Whole-body positron emission tomography combined with computed tomography (PET/CT) is a cornerstone in the management of lymphoma (cancer in the lymphatic system). PET/CT scans are used to diagnose disease and then to monitor how well patients respond to therapy. However, accurately classifying every single lymph node in a scan as healthy or cancerous is a complex and time-consuming process. Because of this, detailed quantitative treatment monitoring is often not feasible in clinical day-to-day practice.
Researchers at the University of Wisconsin-Madison have recently developed a deep-learning model that can perform this task automatically. This could free up valuable physician time and make quantitative PET/CT treatment monitoring possible for a larger number of patients.
To acquire PET/CT scans, patients are injected with a sugar molecule marked with radioactive fluorine-18 (18F-fluorodeoxyglucose). When the fluorine atom decays, it emits a positron that instantly annihilates with an electron in its immediate vicinity. This annihilation process emits two back-to-back photons, which the scanner detects and uses to infer the location of the radioactive decay.
Because tumours grow faster than most healthy tissue, they must consume more energy. Much of the radioactive tracer will therefore be drawn towards the lymphoma lesions, making them visible in the PET/CT scan. However, other types of tissue, such as certain fatty tissues, can “light up” the scans in a similar manner, which can lead to false positives.
Neural networks: accurate and fast
In their study, published in Radiology: Artificial Intelligence, Amy Weisman and colleagues investigated lesion-identifying deep-learning models built from different configurations of convolutional neural networks (CNNs). They trained, tested and validated these models using PET/CT scans of 90 patients with Hodgkin lymphoma or diffuse large B-cell lymphoma. For this purpose, a single radiologist delineated lesions within each scan and classified each one on a scale from 1–5, depending on how sure they were that a lesion was malignant.
The researchers found that a model consisting of three CNNs performed best, identifying 85% of manually contoured lesions (923 of 1087, the so-called true positive rate). At the same time, it falsely identified four lesions per patient (the false positive rate). The time to evaluate a single scan was cut from 35 minutes using manual delineation to under two minutes for the model.
It is extremely difficult to classify every lymph node in a scan as cancerous or not with 100% certainty. Because of this, if two radiologists delineate lesions for the same patient, they are not likely to agree with each other completely. When a second radiologist evaluated 20 of the scans, their true positive rate was 96%, while they marked on average 3.7 malignant nodes per patient that their colleague had not. In these 20 patients, the deep-learning model had a true positive rate of 90%, at 3.7 false positives per scan – making its predictions almost as good as the variation between two observers.

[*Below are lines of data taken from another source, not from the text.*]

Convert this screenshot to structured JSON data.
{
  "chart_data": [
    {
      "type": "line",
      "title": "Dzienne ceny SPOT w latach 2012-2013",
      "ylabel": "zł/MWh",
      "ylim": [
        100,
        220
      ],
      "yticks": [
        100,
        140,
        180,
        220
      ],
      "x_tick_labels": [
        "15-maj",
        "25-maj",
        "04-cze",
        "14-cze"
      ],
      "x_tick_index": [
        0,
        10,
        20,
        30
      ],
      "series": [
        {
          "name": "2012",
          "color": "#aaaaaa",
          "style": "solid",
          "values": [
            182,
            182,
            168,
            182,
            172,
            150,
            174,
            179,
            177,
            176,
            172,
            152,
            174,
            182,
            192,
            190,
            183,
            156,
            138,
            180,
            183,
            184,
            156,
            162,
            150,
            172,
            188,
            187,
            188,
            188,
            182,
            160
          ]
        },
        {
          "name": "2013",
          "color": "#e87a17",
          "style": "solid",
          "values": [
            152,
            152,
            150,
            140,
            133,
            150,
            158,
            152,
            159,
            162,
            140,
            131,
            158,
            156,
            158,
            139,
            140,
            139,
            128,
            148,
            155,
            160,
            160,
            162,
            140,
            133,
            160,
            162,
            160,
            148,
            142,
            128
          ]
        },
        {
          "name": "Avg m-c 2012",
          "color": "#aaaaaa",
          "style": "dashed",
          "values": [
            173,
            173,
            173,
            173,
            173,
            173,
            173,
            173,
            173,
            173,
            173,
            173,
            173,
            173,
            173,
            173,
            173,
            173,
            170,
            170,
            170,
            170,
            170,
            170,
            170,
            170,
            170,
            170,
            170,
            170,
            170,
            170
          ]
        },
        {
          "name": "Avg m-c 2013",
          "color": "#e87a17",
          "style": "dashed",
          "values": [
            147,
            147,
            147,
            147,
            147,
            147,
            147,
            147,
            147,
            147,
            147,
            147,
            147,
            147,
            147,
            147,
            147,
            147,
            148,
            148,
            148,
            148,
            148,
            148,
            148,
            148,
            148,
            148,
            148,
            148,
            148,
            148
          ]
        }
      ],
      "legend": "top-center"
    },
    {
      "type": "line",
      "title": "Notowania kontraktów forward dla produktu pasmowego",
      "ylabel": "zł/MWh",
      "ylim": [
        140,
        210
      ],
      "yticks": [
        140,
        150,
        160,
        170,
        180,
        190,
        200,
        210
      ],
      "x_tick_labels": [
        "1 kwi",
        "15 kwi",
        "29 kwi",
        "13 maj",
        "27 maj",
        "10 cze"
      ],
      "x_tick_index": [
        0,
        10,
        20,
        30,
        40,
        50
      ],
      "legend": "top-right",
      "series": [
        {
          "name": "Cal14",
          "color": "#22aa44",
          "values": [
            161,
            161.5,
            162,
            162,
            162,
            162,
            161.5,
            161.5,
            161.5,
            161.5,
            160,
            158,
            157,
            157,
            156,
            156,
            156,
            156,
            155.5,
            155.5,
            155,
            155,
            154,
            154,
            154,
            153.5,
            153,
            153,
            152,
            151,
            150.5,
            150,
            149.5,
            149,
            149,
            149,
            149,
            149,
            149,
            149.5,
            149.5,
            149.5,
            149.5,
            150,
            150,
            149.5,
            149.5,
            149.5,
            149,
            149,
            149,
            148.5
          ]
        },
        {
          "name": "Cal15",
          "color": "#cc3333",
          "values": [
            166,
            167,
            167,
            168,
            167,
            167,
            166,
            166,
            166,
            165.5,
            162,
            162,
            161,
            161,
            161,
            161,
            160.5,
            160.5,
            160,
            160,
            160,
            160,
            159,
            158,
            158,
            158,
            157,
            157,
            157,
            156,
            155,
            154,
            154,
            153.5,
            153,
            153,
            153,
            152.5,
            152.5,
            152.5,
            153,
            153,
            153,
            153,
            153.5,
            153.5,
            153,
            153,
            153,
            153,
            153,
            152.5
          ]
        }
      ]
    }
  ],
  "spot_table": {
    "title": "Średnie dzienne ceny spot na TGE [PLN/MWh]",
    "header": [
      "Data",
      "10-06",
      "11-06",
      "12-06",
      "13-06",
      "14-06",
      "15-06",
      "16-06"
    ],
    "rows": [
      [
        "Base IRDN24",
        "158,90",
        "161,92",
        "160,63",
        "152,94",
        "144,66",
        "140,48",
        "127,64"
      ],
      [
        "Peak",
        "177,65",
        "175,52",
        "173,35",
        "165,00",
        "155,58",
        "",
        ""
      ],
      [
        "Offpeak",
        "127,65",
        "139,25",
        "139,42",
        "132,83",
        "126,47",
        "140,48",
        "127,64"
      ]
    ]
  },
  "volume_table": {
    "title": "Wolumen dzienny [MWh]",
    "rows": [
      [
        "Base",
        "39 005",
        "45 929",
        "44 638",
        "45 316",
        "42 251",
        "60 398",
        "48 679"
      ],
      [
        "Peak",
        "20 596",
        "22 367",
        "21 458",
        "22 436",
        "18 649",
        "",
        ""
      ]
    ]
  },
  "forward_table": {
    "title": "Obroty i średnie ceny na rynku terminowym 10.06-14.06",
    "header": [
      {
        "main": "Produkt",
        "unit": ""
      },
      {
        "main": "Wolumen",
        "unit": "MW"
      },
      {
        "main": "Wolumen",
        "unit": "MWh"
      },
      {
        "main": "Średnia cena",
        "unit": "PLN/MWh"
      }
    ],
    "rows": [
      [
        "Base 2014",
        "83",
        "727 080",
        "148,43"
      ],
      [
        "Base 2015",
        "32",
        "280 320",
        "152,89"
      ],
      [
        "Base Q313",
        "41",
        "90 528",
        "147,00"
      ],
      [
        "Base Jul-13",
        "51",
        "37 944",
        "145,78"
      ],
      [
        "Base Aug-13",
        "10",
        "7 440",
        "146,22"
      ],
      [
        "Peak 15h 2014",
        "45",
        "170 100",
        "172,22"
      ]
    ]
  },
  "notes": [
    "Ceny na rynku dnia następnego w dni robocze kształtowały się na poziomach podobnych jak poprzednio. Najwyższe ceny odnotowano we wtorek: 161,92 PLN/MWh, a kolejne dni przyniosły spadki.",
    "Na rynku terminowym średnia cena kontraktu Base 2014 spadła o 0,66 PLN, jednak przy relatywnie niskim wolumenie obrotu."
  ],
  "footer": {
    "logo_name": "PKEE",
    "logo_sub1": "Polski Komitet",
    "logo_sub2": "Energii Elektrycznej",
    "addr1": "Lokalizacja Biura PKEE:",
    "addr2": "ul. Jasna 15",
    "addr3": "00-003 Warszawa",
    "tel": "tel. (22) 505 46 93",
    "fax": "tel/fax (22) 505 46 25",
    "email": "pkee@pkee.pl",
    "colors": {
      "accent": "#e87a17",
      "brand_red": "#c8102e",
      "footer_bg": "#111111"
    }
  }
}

Expected, and unexpected, challenges
Often, one of the biggest hurdles in creating this type of model is that training it requires a large number of carefully delineated scans. The study authors tested how well their model performed depending upon the number of patients used for training. Interestingly, they found that a model trained on 40 patients performed just as well as one trained on 72.
According to Weisman, obtaining the detailed lesion delineations for training the models proved a more challenging task: “Physicians and radiologists don’t need to carefully segment the tumours, and they don’t need to label a lesion on a scale from 1 to 5 in their daily routine. So asking our physicians to sit down and make decisions like that was really awkward for them,” she explains.
The initial awkwardness was quickly overcome, though, says Weisman. “Because of this, Minnie (one of our physicians) and I got really close during the time she was segmenting for us – and I could just text her and say ‘What was going on with this image/lesion?’. Having a relationship like that was super helpful.”
Future research will focus on incorporating additional, and more diverse, data. “Acquiring more data is always the next step for improving a model and making sure it won’t fail once it’s being used,” says Weisman. At the same time, the group is working on finding the best way for clinicians to use and interact with the model in their daily work.